Pertinence is about knowing if a word takes an important place in a document. For instance a document where a searched word appears several time is more relevant than a document where it appears only once. A document where a searched word appears in the title is more pertitent than a document where it appears in the footer. You can do this with some algorithms family like BM25. BM25 is implemented for instance in rank_bm25.

Depending on the number of documents, the size of the document, the nature of your data (natural language, small sets of terms you choosed, etc.), you might want to use and tune this or that technique. There is no magical formula to give perfect results. You can also define strategies where you use some of those techniques only when exact matches does not return good enough results. Some libraries like Whoosh implement almost all the previous concepts, and it also manages the storing of indexes.

Use cases

Let us see what we can do with those concepts in sheraf. Wo do not pretend sheraf can replace tools like Whoosh, but to experiment the flexibility sheraf offers.

Name completion

Imagine we have a cowboy database, and we would like to be able to find cowboys by their names. We have a input field, and we would like to suggest valid cowboy names as the user is typing. Then we can enforce the user to choose one of the valid names to the search. The idea is to find cowboy names that are prefixed by the user input. For instance, if we have a cowboy name George Abitbol, then he would appear in the suggestion box if we type Geor or abit.

Note

This is just an example. In a real situation, querying the database each time an user presses a key does not seem to be a good idea. Periodically generating and caching the valid data you want to suggest sounds a better way to achieve this.

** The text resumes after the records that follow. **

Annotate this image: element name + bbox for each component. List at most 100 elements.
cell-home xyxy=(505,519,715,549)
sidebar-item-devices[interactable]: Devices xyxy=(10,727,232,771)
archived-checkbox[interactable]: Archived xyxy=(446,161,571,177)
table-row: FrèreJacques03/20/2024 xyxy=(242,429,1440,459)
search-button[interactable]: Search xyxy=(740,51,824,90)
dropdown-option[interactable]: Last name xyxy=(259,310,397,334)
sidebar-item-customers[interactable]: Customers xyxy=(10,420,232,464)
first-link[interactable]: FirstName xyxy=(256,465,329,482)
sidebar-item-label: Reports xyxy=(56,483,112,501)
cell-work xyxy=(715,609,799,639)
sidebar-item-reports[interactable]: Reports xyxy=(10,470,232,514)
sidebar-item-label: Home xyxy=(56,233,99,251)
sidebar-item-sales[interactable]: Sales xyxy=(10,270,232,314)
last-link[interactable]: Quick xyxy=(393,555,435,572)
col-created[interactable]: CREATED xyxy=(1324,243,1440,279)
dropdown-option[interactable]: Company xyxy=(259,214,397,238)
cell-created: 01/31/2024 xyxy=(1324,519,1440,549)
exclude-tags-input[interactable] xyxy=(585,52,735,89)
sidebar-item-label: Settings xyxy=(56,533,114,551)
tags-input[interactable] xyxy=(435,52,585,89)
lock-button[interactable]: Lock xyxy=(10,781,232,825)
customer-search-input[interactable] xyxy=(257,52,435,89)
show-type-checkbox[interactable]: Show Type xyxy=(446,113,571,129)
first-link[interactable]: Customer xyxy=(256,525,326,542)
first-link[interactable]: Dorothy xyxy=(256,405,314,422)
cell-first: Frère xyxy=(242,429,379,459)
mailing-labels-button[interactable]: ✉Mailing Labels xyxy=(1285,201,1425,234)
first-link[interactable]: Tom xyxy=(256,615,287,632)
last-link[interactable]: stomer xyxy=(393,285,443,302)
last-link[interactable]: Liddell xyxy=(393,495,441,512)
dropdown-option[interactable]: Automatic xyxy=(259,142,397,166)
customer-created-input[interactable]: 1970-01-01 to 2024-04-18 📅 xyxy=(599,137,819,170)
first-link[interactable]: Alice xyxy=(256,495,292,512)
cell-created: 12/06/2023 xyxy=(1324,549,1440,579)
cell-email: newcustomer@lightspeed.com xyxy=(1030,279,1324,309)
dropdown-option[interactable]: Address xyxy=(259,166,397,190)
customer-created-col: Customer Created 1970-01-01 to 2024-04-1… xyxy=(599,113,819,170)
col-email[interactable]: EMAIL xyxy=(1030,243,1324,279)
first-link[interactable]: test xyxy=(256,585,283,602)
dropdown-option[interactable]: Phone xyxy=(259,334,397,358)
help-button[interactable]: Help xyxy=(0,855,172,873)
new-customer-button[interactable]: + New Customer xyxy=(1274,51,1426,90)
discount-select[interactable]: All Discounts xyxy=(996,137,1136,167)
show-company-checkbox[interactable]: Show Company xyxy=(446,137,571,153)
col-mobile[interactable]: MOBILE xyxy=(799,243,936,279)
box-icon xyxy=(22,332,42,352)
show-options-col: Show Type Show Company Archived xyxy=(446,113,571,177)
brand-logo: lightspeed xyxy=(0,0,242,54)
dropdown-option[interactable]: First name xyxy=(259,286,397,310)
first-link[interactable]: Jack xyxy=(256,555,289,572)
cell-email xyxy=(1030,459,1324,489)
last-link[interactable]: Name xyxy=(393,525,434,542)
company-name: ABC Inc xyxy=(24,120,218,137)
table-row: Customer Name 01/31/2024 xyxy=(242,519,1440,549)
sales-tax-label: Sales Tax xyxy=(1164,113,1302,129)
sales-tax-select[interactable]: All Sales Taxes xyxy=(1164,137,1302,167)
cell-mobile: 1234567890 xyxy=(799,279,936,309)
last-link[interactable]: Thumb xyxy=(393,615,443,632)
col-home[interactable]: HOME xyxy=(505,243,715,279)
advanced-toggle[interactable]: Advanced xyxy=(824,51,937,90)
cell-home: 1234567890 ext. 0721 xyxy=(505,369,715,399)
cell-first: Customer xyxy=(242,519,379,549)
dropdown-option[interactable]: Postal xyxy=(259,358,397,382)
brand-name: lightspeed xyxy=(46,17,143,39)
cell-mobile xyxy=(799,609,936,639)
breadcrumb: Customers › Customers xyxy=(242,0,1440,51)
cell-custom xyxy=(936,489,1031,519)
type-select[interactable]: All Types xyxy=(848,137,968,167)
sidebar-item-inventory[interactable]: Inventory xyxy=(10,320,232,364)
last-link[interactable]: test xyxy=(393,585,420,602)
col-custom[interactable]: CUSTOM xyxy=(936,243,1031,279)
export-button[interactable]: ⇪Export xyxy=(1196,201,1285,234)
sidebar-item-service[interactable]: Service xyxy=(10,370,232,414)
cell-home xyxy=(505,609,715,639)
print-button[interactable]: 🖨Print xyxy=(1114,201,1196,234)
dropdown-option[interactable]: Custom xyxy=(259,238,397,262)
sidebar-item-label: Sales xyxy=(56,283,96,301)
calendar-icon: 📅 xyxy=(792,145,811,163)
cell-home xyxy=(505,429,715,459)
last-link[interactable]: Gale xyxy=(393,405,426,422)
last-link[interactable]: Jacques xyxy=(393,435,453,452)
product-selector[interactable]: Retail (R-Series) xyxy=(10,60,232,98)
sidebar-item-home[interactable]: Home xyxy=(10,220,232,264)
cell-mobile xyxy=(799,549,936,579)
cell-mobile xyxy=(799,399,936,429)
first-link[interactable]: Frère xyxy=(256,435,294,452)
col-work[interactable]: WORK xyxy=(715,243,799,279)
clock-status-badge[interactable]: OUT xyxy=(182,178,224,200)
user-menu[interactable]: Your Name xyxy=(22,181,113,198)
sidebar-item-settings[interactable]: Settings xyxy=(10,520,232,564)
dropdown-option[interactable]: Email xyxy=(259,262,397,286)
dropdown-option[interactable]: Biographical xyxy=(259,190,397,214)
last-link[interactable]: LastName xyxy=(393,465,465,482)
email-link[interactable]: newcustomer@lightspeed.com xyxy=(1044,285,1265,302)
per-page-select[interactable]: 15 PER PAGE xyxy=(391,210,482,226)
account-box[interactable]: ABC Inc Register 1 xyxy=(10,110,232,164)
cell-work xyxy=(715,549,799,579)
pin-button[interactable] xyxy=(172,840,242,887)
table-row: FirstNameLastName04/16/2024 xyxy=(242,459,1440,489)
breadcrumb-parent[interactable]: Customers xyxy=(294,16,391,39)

  • We do not have to understand a whole natural language like English, because proper nouns won’t appear in a dictionnary. Also each name stands for a unique person, and there is no name synonyms. In that case it seems useless to deal with stemming or lemmatization.

  • We can consider our search queries will be indexed maximum once for each cowboy. Thus, we can avoid using pertinence algorithms.

  • We just want to find approximate matches, so case and accents won’t matter. Thus, we can use alphabet reduction techniques.

  • We can provide useful data to users before they can make a typo, so typo correction algorithms are not needed here.

>>> import unidecode
>>> import itertools
>>> def cowboy_indexation(string):
...     lowercase = string.lower()
...     unaccented = unidecode.unidecode(lowercase)
...     names = unaccented.split(" ")
...     permutations = {
...         " ".join(perm)
...         for perm in itertools.permutations(names, len(names))
...     }
...     return {
...         name[:x]
...         for name in permutations
...         for x in range(len(name))
...         if name[:x]
...     }
...
>>> def cowboy_query(string):
...     lowercase = string.lower()
...     return {unidecode.unidecode(lowercase)}
...
>>> class Cowboy(sheraf.Model):
...     table = "cowboys_prefixes"
...     name = sheraf.StringAttribute().index(
...         values=cowboy_indexation,
...         search=cowboy_query,
...     )

The indexation method sets the names in lowercase, remove the accents, then build all the possible combinations of words in the name (because we want the user to be able to type George Abitbol or Abitbol George), and then build all the possible prefixes for those combinations.

>>> with sheraf.connection(commit=True):
...    george = Cowboy.create(name="George Abitbol")
...
...    assert [george] == Cowboy.search(name="George")
...    assert [george] == Cowboy.search(name="gEoRgE")
...    assert [george] == Cowboy.search(name="Abitbol")
...    assert [george] == Cowboy.search(name="geo")
...    assert [george] == Cowboy.search(name="abi")
...    assert [george] == Cowboy.search(name="George Abi")
...    assert [george] == Cowboy.search(name="Abitbol Geo")
...
...    assert [] == Cowboy.search(name="Peter")
...    assert [] == Cowboy.search(name="eorge")

We can see that any prefix of any words in the name is enough to find back a cowboy.

Todo

Order the results by the number of occurences.